Planned Parenthood Great Rivers introduced a mobile clinic in 2022 that is intended to serve patients along the borders of states with restrictive abortion laws.

McNicholas’ resignation is not the only recent high-profile departure from state-based Planned Parenthood officials. Planned Parenthood Illinois CEO Jennifer Welch last week announced she was resigning after seven years on the job.

McNicholas’ departure comes at a pivotal political moment for the organization. Planned Parenthood Great Rivers was poised to offer abortions last year after voters approved Amendment 3, which placed the right to the procedure in the state’s constitution.

Planned Parenthood Great Rivers and its western Missouri counterpart, Planned Parenthood Great Plains, sued the state to overturn its ban that was put in place in 2022.

The lawsuit also sought to overturn other laws providers and advocates said placed obstacles to abortion access, sometimes known as TRAP laws. In December, a judge overturned the ban and some procedures but left others in place.

McNicholas said at the time the clinics still would not perform abortions because the laws, including one that mandates a patient receive a pelvic exam before an abortion, were medically unnecessary, unfeasible and unethical.

“We also need to consider whether the way that we're providing care is patient-centered and appropriate,” she said in early December.

According to her LinkedIn profile, McNicholas recently founded the Raven Lab for Reproductive Liberation, an abortion-rights organization that “will develop public campaigns using messaging informed by new opinion polling, research findings, and our extensive experience communicating with patients, partners, and collaborators.”

McNicholas and fellow Raven Lab cofounder Jenni Villavicencio last summer authored a brief criticizing limits on abortion based on viability, a fetus’ ability to survive outside the womb.
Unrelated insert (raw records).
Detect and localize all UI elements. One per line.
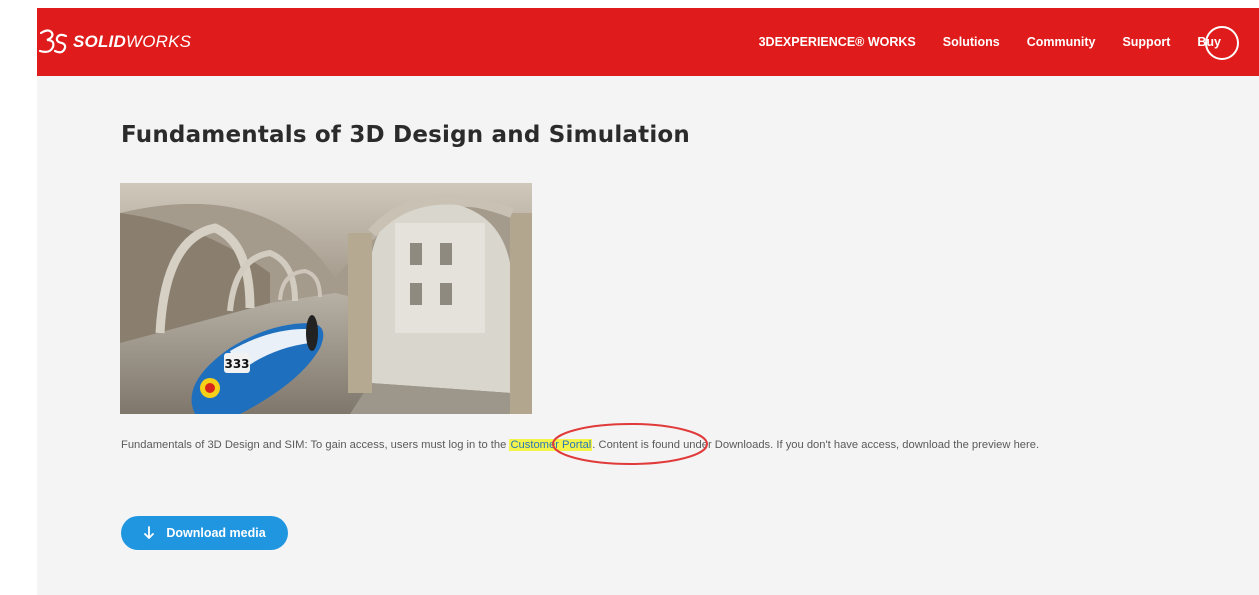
nav-item-community[interactable]: Community (1027, 35, 1096, 49)
circle-icon[interactable] (1205, 26, 1239, 60)
logo-text-bold: SOLID (73, 32, 126, 51)
logo-text-light: WORKS (125, 32, 192, 51)
customer-portal-link[interactable]: Customer Portal (509, 439, 593, 451)
site-header: SOLID WORKS 3DEXPERIENCE® WORKS Solutions… (37, 8, 1259, 76)
description-text: Fundamentals of 3D Design and SIM: To ga… (121, 439, 1039, 451)
nav-item-support[interactable]: Support (1122, 35, 1170, 49)
arrow-down-icon (144, 526, 155, 539)
page: SOLID WORKS 3DEXPERIENCE® WORKS Solutions… (37, 8, 1259, 595)
download-media-button[interactable]: Download media (121, 516, 288, 550)
description-suffix: . Content is found under Downloads. If y… (592, 439, 1040, 451)
car-number: 333 (224, 357, 249, 371)
logo-text: SOLID WORKS (73, 32, 191, 52)
main-nav: 3DEXPERIENCE® WORKS Solutions Community … (732, 8, 1239, 76)
page-title: Fundamentals of 3D Design and Simulation (121, 122, 690, 148)
3ds-logo-icon (38, 29, 68, 54)
download-media-label: Download media (166, 526, 266, 540)
nav-item-3dexperience-works[interactable]: 3DEXPERIENCE® WORKS (759, 35, 916, 49)
hero-image: 333 (120, 183, 532, 414)
nav-item-solutions[interactable]: Solutions (943, 35, 1000, 49)
solidworks-logo[interactable]: SOLID WORKS (37, 25, 197, 59)
description-prefix: Fundamentals of 3D Design and SIM: To ga… (121, 439, 507, 451)
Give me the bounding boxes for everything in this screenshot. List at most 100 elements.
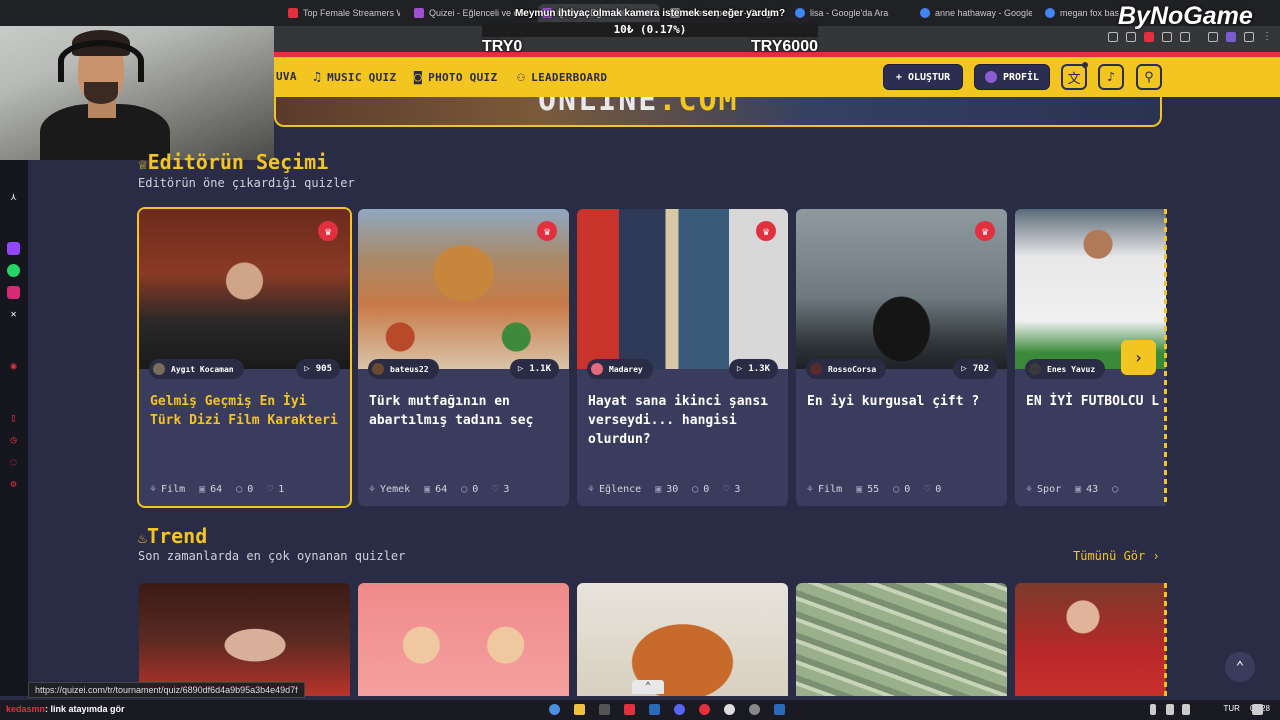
goal-max: TRY6000: [751, 38, 818, 55]
stream-sidebar: [0, 160, 28, 696]
browser-tab[interactable]: megan fox bas: [1045, 4, 1120, 22]
search-icon[interactable]: ⚲: [1136, 64, 1162, 90]
trend-quiz-card[interactable]: [796, 583, 1007, 696]
folder-icon[interactable]: [574, 704, 585, 715]
nav-item-leaderboard[interactable]: ⚇ LEADERBOARD: [517, 70, 607, 85]
play-count: ▷ 1.1K: [509, 359, 559, 379]
donation-message: Meymun ihtiyaç olmak kamera istemek sen …: [514, 8, 786, 19]
language-indicator[interactable]: TUR: [1224, 704, 1240, 713]
gear-icon[interactable]: ⚙: [7, 478, 20, 491]
twitch-icon[interactable]: [7, 242, 20, 255]
avatar: [591, 363, 603, 375]
nav-item-music-quiz[interactable]: ♫ MUSIC QUIZ: [313, 70, 396, 85]
instagram-icon[interactable]: [7, 286, 20, 299]
translate-icon[interactable]: 文: [1061, 64, 1087, 90]
quiz-card[interactable]: ♛ bateus22 ▷ 1.1K Türk mutfağının en abar…: [358, 209, 569, 506]
quiz-title: Türk mutfağının en abartılmış tadını seç: [369, 394, 534, 428]
media-icon[interactable]: [699, 704, 710, 715]
taskbar-app-icon[interactable]: [549, 704, 560, 715]
notification-icon[interactable]: [1252, 704, 1263, 715]
chat-message: kedasmn: link atayımda gör: [6, 704, 125, 714]
microphone-icon[interactable]: [1150, 704, 1156, 715]
scroll-to-top-button[interactable]: ⌃: [1225, 652, 1255, 682]
bell-icon[interactable]: ♪: [1098, 64, 1124, 90]
nav-item-photo-quiz[interactable]: ◙ PHOTO QUIZ: [414, 70, 497, 85]
quiz-title: Hayat sana ikinci şansı verseydi... hang…: [588, 394, 769, 447]
author-badge[interactable]: RossoCorsa: [806, 359, 887, 379]
avatar: [984, 71, 997, 83]
author-badge[interactable]: bateus22: [368, 359, 439, 379]
steam-icon[interactable]: [649, 704, 660, 715]
questions-icon: ▣: [1075, 484, 1082, 495]
site-banner[interactable]: ONLINE.COM: [274, 97, 1162, 127]
quiz-card[interactable]: ♛ RossoCorsa ▷ 702 En iyi kurgusal çift ?…: [796, 209, 1007, 506]
whatsapp-icon[interactable]: [7, 264, 20, 277]
author-badge[interactable]: Aygıt Kocaman: [149, 359, 244, 379]
avatar: [372, 363, 384, 375]
quiz-meta: ⚘ Spor ▣ 43 ◯: [1026, 484, 1119, 495]
author-badge[interactable]: Enes Yavuz: [1025, 359, 1106, 379]
browser-tab[interactable]: Top Female Streamers W: [288, 4, 400, 22]
comment-icon: ◯: [1112, 484, 1119, 495]
trend-quiz-card[interactable]: [358, 583, 569, 696]
quiz-title: Gelmiş Geçmiş En İyi Türk Dizi Film Kara…: [150, 394, 338, 428]
trend-quiz-card[interactable]: [139, 583, 350, 696]
taskbar-app-icon[interactable]: [774, 704, 785, 715]
heart-icon: ♡: [267, 484, 274, 495]
taskbar: kedasmn: link atayımda gör TUR01:28: [0, 700, 1280, 720]
heart-icon: ♡: [924, 484, 931, 495]
create-button[interactable]: + OLUŞTUR: [883, 64, 963, 90]
author-badge[interactable]: Madarey: [587, 359, 653, 379]
discord-icon[interactable]: [674, 704, 685, 715]
clock-icon[interactable]: ◷: [7, 434, 20, 447]
network-icon[interactable]: [1166, 704, 1174, 715]
record-icon[interactable]: ◉: [7, 360, 20, 373]
questions-icon: ▣: [199, 484, 206, 495]
donation-progress: 10₺ (0.17%): [482, 23, 818, 37]
quiz-card[interactable]: ♛ Aygıt Kocaman ▷ 905 Gelmiş Geçmiş En İy…: [137, 207, 352, 508]
play-count: ▷ 1.3K: [728, 359, 778, 379]
chat-icon[interactable]: ◌: [7, 456, 20, 469]
trend-quiz-card[interactable]: [1015, 583, 1166, 696]
camera-icon: ◙: [414, 70, 423, 85]
play-icon: ▷: [517, 364, 524, 374]
comment-icon: ◯: [236, 484, 243, 495]
taskbar-app-icon[interactable]: [624, 704, 635, 715]
quiz-meta: ⚘ Film ▣ 55 ◯ 0 ♡ 0: [807, 484, 942, 495]
category-icon: ⚘: [588, 484, 595, 495]
goal-min: TRY0: [482, 38, 523, 55]
quiz-meta: ⚘ Film ▣ 64 ◯ 0 ♡ 1: [150, 484, 285, 495]
comment-icon: ◯: [461, 484, 468, 495]
see-all-link[interactable]: Tümünü Gör ›: [1073, 549, 1160, 563]
obs-icon[interactable]: [724, 704, 735, 715]
play-count: ▷ 702: [953, 359, 997, 379]
profile-button[interactable]: PROFİL: [974, 64, 1050, 90]
tab-favicon-icon: [1045, 8, 1055, 18]
quiz-title: EN İYİ FUTBOLCU L: [1026, 394, 1160, 409]
collapse-handle[interactable]: ⌃: [632, 680, 664, 694]
extension-icon[interactable]: [1108, 32, 1118, 42]
quiz-card[interactable]: ♛ Madarey ▷ 1.3K Hayat sana ikinci şansı …: [577, 209, 788, 506]
crown-icon: ♛: [975, 221, 995, 241]
x-icon[interactable]: ✕: [7, 308, 20, 321]
crown-icon: ♛: [537, 221, 557, 241]
bookmark-icon[interactable]: ▯: [7, 412, 20, 425]
section-subtitle-editors: Editörün öne çıkardığı quizler: [138, 176, 355, 190]
comment-icon: ◯: [893, 484, 900, 495]
taskbar-app-icon[interactable]: [749, 704, 760, 715]
carousel-next-button[interactable]: ›: [1121, 340, 1156, 375]
volume-icon[interactable]: [1182, 704, 1190, 715]
quiz-title: En iyi kurgusal çift ?: [807, 394, 980, 409]
terminal-icon[interactable]: [599, 704, 610, 715]
system-tray: TUR01:28: [1224, 704, 1270, 713]
music-icon: ♫: [313, 70, 322, 85]
crown-icon: ♕: [138, 154, 148, 173]
play-count: ▷ 905: [296, 359, 340, 379]
app-logo-icon[interactable]: ⋏: [7, 191, 20, 204]
nav-item-home[interactable]: UVA: [276, 70, 297, 83]
play-icon: ▷: [304, 364, 310, 374]
tab-favicon-icon: [288, 8, 298, 18]
browser-tab[interactable]: anne hathaway - Google: [920, 4, 1032, 22]
fire-icon: ♨: [138, 529, 148, 547]
trend-quiz-card[interactable]: [577, 583, 788, 696]
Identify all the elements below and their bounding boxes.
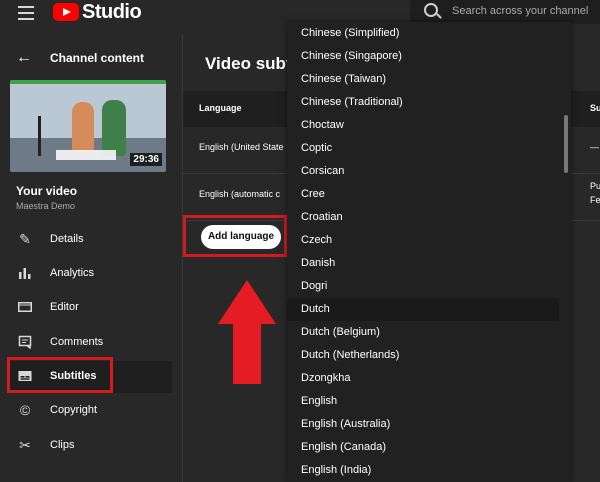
comment-icon (18, 335, 32, 350)
dropdown-option[interactable]: Dutch (Belgium) (287, 321, 559, 344)
copyright-icon: © (19, 402, 31, 418)
bar-chart-icon (18, 266, 32, 280)
sidebar-item-analytics[interactable]: Analytics (8, 258, 172, 290)
dropdown-option[interactable]: Chinese (Taiwan) (287, 68, 559, 91)
language-dropdown[interactable]: Chinese (Simplified) Chinese (Singapore)… (287, 22, 571, 482)
dropdown-option[interactable]: Croatian (287, 206, 559, 229)
sidebar-item-editor[interactable]: Editor (8, 292, 172, 324)
row-status-secondary: Fe (590, 195, 600, 205)
dropdown-option[interactable]: Chinese (Traditional) (287, 91, 559, 114)
search-input[interactable]: Search across your channel (410, 0, 600, 24)
dropdown-option[interactable]: English (India) (287, 459, 559, 482)
sidebar-item-label: Comments (50, 336, 104, 348)
channel-name: Maestra Demo (16, 201, 76, 211)
search-placeholder: Search across your channel (452, 5, 589, 17)
dropdown-option[interactable]: Dogri (287, 275, 559, 298)
sidebar-item-label: Details (50, 233, 84, 245)
dropdown-option[interactable]: Coptic (287, 137, 559, 160)
dropdown-option[interactable]: English (287, 390, 559, 413)
film-icon (18, 300, 32, 314)
back-arrow-icon[interactable]: ← (16, 49, 32, 67)
sidebar: ← Channel content 29:36 Your video Maest… (0, 34, 183, 482)
page-title: Video subt (205, 54, 292, 73)
dropdown-option[interactable]: English (Canada) (287, 436, 559, 459)
dropdown-option[interactable]: Corsican (287, 160, 559, 183)
dropdown-option[interactable]: Choctaw (287, 114, 559, 137)
scissors-icon: ✂ (19, 437, 31, 453)
dropdown-option[interactable]: Dutch (Netherlands) (287, 344, 559, 367)
youtube-studio-logo[interactable]: Studio (53, 0, 142, 23)
column-language: Language (199, 103, 242, 113)
sidebar-item-clips[interactable]: ✂ Clips (8, 430, 172, 462)
dropdown-option[interactable]: Cree (287, 183, 559, 206)
dropdown-option[interactable]: Czech (287, 229, 559, 252)
column-status: Su (590, 103, 600, 113)
dropdown-option[interactable]: English (Australia) (287, 413, 559, 436)
dropdown-option[interactable]: Dzongkha (287, 367, 559, 390)
add-language-button[interactable]: Add language (201, 225, 281, 249)
menu-icon[interactable] (18, 6, 34, 20)
pencil-icon: ✎ (19, 231, 31, 247)
row-status: Pu (590, 181, 600, 191)
sidebar-item-label: Clips (50, 439, 75, 451)
dropdown-option-selected[interactable]: Dutch (287, 298, 559, 321)
sidebar-item-comments[interactable]: Comments (8, 327, 172, 359)
dropdown-option[interactable]: Chinese (Singapore) (287, 45, 559, 68)
row-status: — (590, 142, 599, 152)
your-video-label: Your video (16, 184, 78, 198)
video-duration: 29:36 (130, 153, 162, 166)
row-language: English (automatic c (199, 189, 281, 199)
sidebar-title: Channel content (50, 51, 145, 65)
youtube-play-icon (53, 3, 79, 21)
row-language: English (United State (199, 142, 284, 152)
sidebar-item-label: Analytics (50, 267, 95, 279)
dropdown-option[interactable]: Danish (287, 252, 559, 275)
subtitles-highlight-box (7, 357, 113, 393)
sidebar-item-label: Editor (50, 301, 79, 313)
video-thumbnail[interactable]: 29:36 (10, 80, 166, 172)
search-icon (424, 3, 438, 17)
dropdown-scrollbar[interactable] (564, 115, 568, 173)
sidebar-item-details[interactable]: ✎ Details (8, 224, 172, 256)
dropdown-option[interactable]: Chinese (Simplified) (287, 22, 559, 45)
logo-text: Studio (82, 0, 142, 23)
sidebar-item-label: Copyright (50, 404, 98, 416)
sidebar-item-copyright[interactable]: © Copyright (8, 395, 172, 427)
up-arrow-annotation-icon (218, 280, 276, 384)
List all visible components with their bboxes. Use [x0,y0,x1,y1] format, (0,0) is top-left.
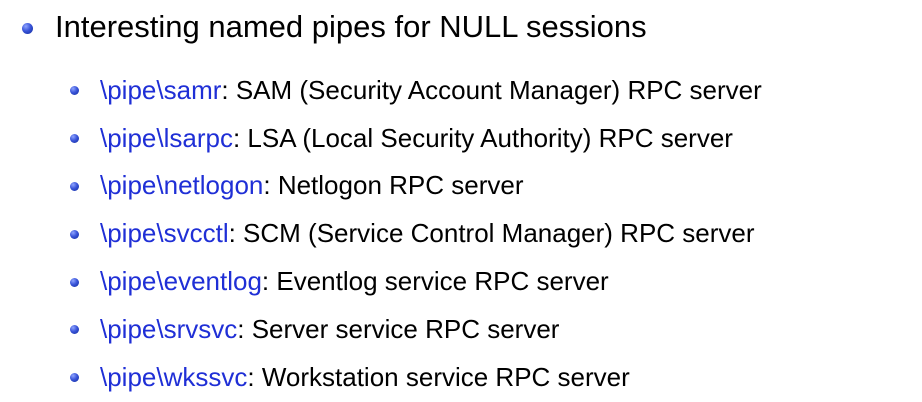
list-item: \pipe\eventlog: Eventlog service RPC ser… [70,257,762,305]
pipe-description: : Netlogon RPC server [263,170,524,201]
list-item: \pipe\srvsvc: Server service RPC server [70,305,762,353]
item-text: \pipe\eventlog: Eventlog service RPC ser… [100,264,609,298]
bullet-icon [70,134,79,144]
list-item: \pipe\samr: SAM (Security Account Manage… [70,66,762,114]
bullet-icon [70,86,79,96]
pipe-name: \pipe\srvsvc [100,313,238,344]
bullet-icon [70,181,79,191]
pipe-name: \pipe\netlogon [100,170,264,201]
item-text: \pipe\srvsvc: Server service RPC server [100,312,559,346]
list-item: \pipe\wkssvc: Workstation service RPC se… [70,353,762,401]
item-text: \pipe\wkssvc: Workstation service RPC se… [100,360,630,394]
pipe-description: : SAM (Security Account Manager) RPC ser… [221,74,762,105]
pipe-name: \pipe\svcctl [100,218,229,249]
list-item: \pipe\netlogon: Netlogon RPC server [70,162,762,210]
bullet-icon [70,325,79,335]
pipe-name: \pipe\eventlog [100,266,262,297]
item-text: \pipe\samr: SAM (Security Account Manage… [100,73,762,107]
item-text: \pipe\svcctl: SCM (Service Control Manag… [100,216,755,250]
list-item: \pipe\lsarpc: LSA (Local Security Author… [70,114,762,162]
bullet-icon [70,277,79,287]
bullet-icon [70,373,79,383]
list-item: \pipe\svcctl: SCM (Service Control Manag… [70,209,762,257]
bullet-icon [70,229,79,239]
pipe-description: : Server service RPC server [237,313,560,344]
slide: Interesting named pipes for NULL session… [0,0,922,402]
pipe-name: \pipe\wkssvc [100,361,248,392]
item-text: \pipe\lsarpc: LSA (Local Security Author… [100,121,733,155]
pipe-description: : SCM (Service Control Manager) RPC serv… [228,218,755,249]
pipe-description: : Workstation service RPC server [247,361,630,392]
pipe-description: : LSA (Local Security Authority) RPC ser… [232,122,733,153]
heading-row: Interesting named pipes for NULL session… [22,7,647,47]
item-text: \pipe\netlogon: Netlogon RPC server [100,168,523,202]
slide-heading: Interesting named pipes for NULL session… [55,9,647,44]
pipe-name: \pipe\lsarpc [100,122,233,153]
pipe-name: \pipe\samr [100,74,222,105]
pipe-description: : Eventlog service RPC server [261,266,609,297]
bullet-icon [22,22,33,34]
pipe-list: \pipe\samr: SAM (Security Account Manage… [70,66,762,401]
That’s generally around 24 weeks gestation.

Missouri’s Amendment 3 legalizes abortions to the point of viability. The amendment also legalizes some abortions after that point if health care professionals determine the procedure necessary to protect the life or mental health of the person having the abortion.

In her social media posts, McNicholas thanked workers at Planned Parenthood’s clinics and said she would continue to work advocating for abortion access.

“I’m not leaving the fight. I will continue to live my values, center the most impacted, and work until every abortion seeker has the experience they deserve,” she wrote. “My greatest hope is that each of you will join me and the many brave advocates who see this moment in our country as an opportunity to step up and challenge the conventional wisdom that has brought our progressive causes to its knees.”

Sarah Fentem is the health reporter at St. Louis Public Radio.